Manon loquetait sa porte ; on devinait qu’elle n’osait pas entrer, Scipion courut, et la petite, toute rougissante, s’arrêta sur le seuil.

Elle avait peigné très fort ses beaux cheveux rudes pour les aplatir en deux petits bandeaux virginals, très propres autour de son visage maigre, mais frais comme une rose de mai, et elle tiraillait sur ses épaules un méchant fichu de laine noire troué qui la laissait grelottante. Elle murmura : « Bonjour, messieurs, » bien timide et honteuse et un peu effrayée aussi, les yeux baissés, détournant le front.

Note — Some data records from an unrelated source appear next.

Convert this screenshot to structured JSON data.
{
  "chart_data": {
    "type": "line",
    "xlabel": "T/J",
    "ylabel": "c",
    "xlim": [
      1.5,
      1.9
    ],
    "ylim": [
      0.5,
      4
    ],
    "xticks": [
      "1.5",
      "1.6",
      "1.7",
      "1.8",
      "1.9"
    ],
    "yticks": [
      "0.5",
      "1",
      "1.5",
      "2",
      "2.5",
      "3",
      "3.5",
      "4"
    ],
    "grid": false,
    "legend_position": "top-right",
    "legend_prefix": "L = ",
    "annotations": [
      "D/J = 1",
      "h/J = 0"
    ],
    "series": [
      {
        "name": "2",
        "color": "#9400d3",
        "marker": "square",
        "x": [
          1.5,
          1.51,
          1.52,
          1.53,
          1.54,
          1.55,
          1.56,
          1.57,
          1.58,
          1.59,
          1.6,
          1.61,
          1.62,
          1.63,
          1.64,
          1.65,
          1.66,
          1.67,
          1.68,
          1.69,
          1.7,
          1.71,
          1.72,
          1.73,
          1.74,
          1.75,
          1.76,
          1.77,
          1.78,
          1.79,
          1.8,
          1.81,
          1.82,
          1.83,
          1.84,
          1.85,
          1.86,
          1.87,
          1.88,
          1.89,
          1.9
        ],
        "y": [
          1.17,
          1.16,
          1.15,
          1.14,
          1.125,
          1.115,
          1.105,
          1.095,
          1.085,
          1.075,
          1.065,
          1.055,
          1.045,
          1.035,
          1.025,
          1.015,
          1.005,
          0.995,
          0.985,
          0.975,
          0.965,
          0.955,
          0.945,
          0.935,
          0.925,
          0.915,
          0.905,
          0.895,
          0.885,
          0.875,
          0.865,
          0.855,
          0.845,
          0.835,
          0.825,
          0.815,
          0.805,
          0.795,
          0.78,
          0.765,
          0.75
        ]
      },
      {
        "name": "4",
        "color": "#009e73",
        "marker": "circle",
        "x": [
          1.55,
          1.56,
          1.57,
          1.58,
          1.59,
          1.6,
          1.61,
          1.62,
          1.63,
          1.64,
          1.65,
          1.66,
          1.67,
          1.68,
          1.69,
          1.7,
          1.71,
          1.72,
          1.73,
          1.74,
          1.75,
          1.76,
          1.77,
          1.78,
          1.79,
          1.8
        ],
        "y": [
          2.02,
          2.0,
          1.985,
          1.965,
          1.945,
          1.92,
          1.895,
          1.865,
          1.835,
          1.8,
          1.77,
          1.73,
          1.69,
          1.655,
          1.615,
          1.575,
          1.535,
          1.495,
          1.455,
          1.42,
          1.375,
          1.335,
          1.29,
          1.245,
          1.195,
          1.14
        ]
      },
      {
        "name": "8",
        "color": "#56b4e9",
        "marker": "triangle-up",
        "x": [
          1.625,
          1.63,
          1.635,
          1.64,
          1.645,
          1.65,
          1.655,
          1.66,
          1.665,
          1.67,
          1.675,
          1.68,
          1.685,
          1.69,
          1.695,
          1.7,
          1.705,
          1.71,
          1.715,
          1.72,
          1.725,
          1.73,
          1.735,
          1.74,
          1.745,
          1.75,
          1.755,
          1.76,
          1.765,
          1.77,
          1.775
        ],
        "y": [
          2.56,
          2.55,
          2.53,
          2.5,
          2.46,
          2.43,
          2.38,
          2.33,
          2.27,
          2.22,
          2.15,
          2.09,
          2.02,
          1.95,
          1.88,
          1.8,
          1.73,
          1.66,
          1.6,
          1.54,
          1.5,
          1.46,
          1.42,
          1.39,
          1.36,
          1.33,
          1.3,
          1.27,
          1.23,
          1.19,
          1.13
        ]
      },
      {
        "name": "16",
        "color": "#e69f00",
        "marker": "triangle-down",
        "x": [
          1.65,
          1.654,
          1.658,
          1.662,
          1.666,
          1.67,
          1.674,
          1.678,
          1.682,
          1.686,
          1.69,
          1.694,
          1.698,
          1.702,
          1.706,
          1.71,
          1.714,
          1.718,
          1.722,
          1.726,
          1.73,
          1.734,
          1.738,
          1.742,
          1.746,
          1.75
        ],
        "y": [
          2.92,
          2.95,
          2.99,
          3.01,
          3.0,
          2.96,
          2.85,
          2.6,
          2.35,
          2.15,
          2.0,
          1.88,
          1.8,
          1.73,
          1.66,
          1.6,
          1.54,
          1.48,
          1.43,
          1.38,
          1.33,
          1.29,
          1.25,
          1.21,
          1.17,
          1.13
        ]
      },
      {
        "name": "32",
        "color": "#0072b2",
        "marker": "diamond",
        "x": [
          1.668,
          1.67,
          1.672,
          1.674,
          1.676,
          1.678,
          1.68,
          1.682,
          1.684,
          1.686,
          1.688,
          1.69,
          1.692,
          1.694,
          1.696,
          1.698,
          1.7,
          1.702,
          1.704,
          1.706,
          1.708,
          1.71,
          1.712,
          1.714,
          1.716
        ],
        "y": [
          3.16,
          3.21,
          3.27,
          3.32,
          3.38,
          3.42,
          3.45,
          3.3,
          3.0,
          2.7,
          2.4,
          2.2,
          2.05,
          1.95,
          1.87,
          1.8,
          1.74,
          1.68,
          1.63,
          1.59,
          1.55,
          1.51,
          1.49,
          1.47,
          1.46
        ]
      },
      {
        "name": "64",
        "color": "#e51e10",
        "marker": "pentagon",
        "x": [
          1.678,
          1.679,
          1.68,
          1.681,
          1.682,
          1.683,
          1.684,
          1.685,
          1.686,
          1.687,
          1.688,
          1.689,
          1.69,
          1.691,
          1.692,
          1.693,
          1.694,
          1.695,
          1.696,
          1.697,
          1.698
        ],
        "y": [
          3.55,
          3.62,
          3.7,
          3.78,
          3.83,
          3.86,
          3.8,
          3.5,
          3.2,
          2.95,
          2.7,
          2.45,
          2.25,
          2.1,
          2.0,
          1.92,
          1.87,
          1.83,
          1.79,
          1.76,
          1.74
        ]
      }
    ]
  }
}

Les frères Colombe avaient mal vu, la veille au soir, le visage de Manon, qui s’était effacé dans leurs rêves ; c’était comme une nouvelle apparition, car la petite fille leur paraissait plus grande, plus sérieuse et plus étrangement jolie avec sa coiffure de petite femme et ses airs doucement effarouchés. Scipion l’avait prise par la main et il l’amena près de la table où il y avait trois chaises et trois couverts, avec, au milieu, le lait fumant et le café qui embaumait.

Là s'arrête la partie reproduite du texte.